Discussion of developing the area around the ponds as a park began in the 1960s, but a focus at the time on the development of park lands along the Thames River combined with excessive prices being asked for the properties effectively halted efforts to preserve the Westminster Ponds / Pond Mills area. It wasn’t until the 1970s that the City of London and the Upper Thames River Conservation Authority purchased approximately 200 hectares for the purpose of establishing a conservation area. In the meantime, public opposition prevented the expansion of a city-owned landfill site in the northeast section of the present ESA and the extension of a street that would have effectively severed the ESA in half, caused pollution problems and disrupted the drainage system. More land has been acquired since the 1970s, including land donated by London Health Sciences Centre in 2004. All those who walk or run on the trails or fish in the ponds today are indebted to W.E. Saunders and those like him who believed that there was greater value in protecting the ecological integrity of these lands than in seeing them developed for another residential subdivision, strip mall or manufacturing facility.

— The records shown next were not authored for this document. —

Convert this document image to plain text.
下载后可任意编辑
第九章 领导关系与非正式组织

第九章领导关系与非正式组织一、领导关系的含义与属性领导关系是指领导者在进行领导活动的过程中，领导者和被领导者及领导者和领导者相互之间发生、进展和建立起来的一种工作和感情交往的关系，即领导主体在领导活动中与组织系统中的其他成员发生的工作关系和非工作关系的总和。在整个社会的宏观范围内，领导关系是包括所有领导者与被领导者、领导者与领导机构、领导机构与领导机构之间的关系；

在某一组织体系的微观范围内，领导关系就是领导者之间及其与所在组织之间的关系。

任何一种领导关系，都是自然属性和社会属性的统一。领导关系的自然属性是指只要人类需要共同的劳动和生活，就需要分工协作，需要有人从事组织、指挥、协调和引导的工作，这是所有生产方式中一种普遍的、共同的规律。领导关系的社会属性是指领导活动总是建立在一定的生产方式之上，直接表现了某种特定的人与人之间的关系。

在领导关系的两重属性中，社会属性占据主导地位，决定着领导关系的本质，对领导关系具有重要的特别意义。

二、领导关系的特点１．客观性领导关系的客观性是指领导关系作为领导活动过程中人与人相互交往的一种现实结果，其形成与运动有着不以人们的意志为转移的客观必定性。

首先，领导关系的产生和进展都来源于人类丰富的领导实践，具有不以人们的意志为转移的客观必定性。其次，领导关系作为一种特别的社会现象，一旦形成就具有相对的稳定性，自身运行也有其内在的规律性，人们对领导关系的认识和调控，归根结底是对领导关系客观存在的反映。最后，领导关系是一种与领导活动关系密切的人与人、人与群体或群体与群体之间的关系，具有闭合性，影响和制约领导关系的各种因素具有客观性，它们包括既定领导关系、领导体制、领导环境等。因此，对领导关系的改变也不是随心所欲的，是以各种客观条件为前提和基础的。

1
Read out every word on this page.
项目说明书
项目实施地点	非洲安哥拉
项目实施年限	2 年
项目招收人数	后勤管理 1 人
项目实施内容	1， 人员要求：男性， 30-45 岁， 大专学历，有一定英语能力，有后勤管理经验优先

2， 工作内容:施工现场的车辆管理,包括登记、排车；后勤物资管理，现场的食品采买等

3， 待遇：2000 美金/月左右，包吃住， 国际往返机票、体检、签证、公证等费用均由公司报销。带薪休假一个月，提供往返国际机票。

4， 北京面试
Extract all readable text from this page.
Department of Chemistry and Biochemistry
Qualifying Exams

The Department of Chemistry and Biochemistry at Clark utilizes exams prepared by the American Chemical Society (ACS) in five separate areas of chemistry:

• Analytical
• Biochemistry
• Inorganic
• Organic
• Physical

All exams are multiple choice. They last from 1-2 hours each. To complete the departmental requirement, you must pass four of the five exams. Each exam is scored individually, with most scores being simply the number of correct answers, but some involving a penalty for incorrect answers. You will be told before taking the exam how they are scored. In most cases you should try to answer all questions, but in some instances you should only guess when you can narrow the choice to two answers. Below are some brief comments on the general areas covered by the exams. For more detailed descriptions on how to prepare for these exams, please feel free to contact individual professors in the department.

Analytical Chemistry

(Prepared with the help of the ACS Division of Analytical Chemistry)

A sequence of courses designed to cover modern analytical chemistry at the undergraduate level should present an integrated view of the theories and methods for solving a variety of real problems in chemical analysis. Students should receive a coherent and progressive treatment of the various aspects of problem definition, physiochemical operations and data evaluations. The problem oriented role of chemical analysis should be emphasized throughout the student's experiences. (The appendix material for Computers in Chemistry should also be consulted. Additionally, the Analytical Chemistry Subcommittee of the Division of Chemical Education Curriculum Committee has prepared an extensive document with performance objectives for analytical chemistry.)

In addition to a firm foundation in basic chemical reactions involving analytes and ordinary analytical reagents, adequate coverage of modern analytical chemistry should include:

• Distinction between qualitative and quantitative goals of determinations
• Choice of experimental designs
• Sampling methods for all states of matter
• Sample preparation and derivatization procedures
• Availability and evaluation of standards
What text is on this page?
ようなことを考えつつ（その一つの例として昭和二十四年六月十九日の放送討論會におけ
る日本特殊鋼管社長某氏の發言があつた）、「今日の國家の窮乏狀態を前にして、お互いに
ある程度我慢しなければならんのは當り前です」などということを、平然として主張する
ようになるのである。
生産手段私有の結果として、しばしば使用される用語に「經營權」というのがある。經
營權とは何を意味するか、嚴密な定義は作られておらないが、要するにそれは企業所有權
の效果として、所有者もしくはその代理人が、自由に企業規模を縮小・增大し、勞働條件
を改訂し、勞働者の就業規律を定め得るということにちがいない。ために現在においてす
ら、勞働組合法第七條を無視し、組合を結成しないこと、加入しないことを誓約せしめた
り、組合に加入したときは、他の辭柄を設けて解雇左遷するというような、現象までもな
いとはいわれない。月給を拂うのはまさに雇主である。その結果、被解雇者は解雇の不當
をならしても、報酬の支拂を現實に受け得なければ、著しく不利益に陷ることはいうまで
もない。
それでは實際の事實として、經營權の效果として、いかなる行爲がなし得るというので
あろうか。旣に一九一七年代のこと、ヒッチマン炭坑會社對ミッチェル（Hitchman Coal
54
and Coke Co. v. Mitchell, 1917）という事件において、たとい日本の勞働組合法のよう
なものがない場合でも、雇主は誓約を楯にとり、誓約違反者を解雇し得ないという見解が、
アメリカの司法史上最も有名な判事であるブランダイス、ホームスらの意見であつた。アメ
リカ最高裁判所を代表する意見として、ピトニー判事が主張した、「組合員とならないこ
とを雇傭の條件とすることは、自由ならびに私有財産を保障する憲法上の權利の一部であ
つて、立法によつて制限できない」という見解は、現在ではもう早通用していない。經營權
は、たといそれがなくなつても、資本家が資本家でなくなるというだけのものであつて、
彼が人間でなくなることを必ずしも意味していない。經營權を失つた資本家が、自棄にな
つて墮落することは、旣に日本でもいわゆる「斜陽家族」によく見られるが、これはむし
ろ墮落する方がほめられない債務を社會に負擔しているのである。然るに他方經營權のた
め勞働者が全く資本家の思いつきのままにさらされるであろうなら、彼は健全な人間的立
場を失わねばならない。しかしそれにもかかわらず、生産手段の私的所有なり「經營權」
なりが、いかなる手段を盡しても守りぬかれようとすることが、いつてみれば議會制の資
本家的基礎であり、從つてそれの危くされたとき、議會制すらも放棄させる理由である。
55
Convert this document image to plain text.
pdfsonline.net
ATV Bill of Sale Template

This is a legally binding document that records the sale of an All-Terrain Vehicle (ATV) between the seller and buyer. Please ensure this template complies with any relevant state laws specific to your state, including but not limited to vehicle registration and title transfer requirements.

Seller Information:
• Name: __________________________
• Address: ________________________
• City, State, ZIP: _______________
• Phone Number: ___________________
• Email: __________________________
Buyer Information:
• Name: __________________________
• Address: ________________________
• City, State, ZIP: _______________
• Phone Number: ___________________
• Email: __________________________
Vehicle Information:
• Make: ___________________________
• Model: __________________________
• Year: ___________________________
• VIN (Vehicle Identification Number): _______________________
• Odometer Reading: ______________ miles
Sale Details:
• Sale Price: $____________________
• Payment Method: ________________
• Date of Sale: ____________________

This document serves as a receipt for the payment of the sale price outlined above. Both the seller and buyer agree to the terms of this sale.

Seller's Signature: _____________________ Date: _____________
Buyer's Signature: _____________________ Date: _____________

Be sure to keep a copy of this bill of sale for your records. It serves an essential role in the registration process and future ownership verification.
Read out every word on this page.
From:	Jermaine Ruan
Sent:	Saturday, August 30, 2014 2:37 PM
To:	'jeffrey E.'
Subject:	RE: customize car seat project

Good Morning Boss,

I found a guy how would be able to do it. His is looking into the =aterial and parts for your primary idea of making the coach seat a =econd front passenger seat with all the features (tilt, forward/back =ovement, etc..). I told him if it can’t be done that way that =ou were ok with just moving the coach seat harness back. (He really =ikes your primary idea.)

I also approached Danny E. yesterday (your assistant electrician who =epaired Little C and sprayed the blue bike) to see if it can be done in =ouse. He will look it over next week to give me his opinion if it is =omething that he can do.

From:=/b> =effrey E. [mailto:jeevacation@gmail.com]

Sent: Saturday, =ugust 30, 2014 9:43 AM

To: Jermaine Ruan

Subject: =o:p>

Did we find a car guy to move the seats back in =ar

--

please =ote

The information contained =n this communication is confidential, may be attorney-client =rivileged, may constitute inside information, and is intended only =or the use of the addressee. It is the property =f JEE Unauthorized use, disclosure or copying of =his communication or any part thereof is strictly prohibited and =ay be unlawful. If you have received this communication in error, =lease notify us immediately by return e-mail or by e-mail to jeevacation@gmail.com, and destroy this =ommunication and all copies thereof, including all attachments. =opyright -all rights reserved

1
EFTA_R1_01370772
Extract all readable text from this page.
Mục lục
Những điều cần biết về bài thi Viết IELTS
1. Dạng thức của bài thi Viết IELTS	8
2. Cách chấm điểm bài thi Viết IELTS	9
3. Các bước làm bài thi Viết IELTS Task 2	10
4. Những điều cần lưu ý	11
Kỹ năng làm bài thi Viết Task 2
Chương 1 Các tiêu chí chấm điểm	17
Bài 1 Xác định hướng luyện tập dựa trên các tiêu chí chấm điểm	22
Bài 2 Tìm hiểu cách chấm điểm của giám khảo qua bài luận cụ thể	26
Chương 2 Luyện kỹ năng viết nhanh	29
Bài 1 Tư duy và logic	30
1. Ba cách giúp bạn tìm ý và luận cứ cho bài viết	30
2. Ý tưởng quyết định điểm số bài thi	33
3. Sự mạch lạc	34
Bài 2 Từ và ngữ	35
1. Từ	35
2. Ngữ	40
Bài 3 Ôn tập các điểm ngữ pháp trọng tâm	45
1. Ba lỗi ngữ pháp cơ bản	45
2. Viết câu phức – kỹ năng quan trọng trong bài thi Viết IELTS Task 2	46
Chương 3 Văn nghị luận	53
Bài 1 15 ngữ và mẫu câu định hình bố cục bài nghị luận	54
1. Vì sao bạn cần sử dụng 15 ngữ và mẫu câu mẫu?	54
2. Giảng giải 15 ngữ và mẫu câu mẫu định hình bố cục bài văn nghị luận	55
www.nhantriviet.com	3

Sunset on Tumbleson Pond in early November.

If Judy and I could drive by this 250 hectare nature preserve for almost 13 years and remain oblivious to what it contained, what else is hidden in plain sight? We are living through a prolonged season of restraint, deprivation and loss, and perhaps now more than ever before we need to look around and look within to discover those things of provision, opportunity and beauty that we have overlooked. Time on your hands because you can’t travel? Maybe it’s time to pick up that musical instrument you haven’t touched in years or reinvest in a hobby long neglected. Feeling deprived because of lack of social contact? Perhaps it’s time to recognize and appreciate the easily-overlooked qualities in the ones who live under your roof—that one who brings you a cup of coffee in the morning or the one who sweeps the snow off your car without asking because they figure that’s what love does. If we choose, our hunger for something new and exciting can be satisfied by taking a fresh look at what is right at hand, hidden in plain sight.

In his collection of stories One Story, One Song, the Anishinaabe author Richard Wagamese wrote,

There’s no one among us who hasn’t been floored by something unexpected, new or strange. All of us have been touched by the wondrous in something simple or common: the gleam of a dragonfly wing in the sunshine, the whirr of a hummingbird, the haunting call of a bird in the dark.

Judy and I have been floored by the unexpected beauty and diversity in the Westminster Ponds/Pond Mills ESA. Every time we return we see something new. As you journey through these difficult times, may you experience a similar sense of wonder as you discover and recover those gifts that are hidden in plain sight.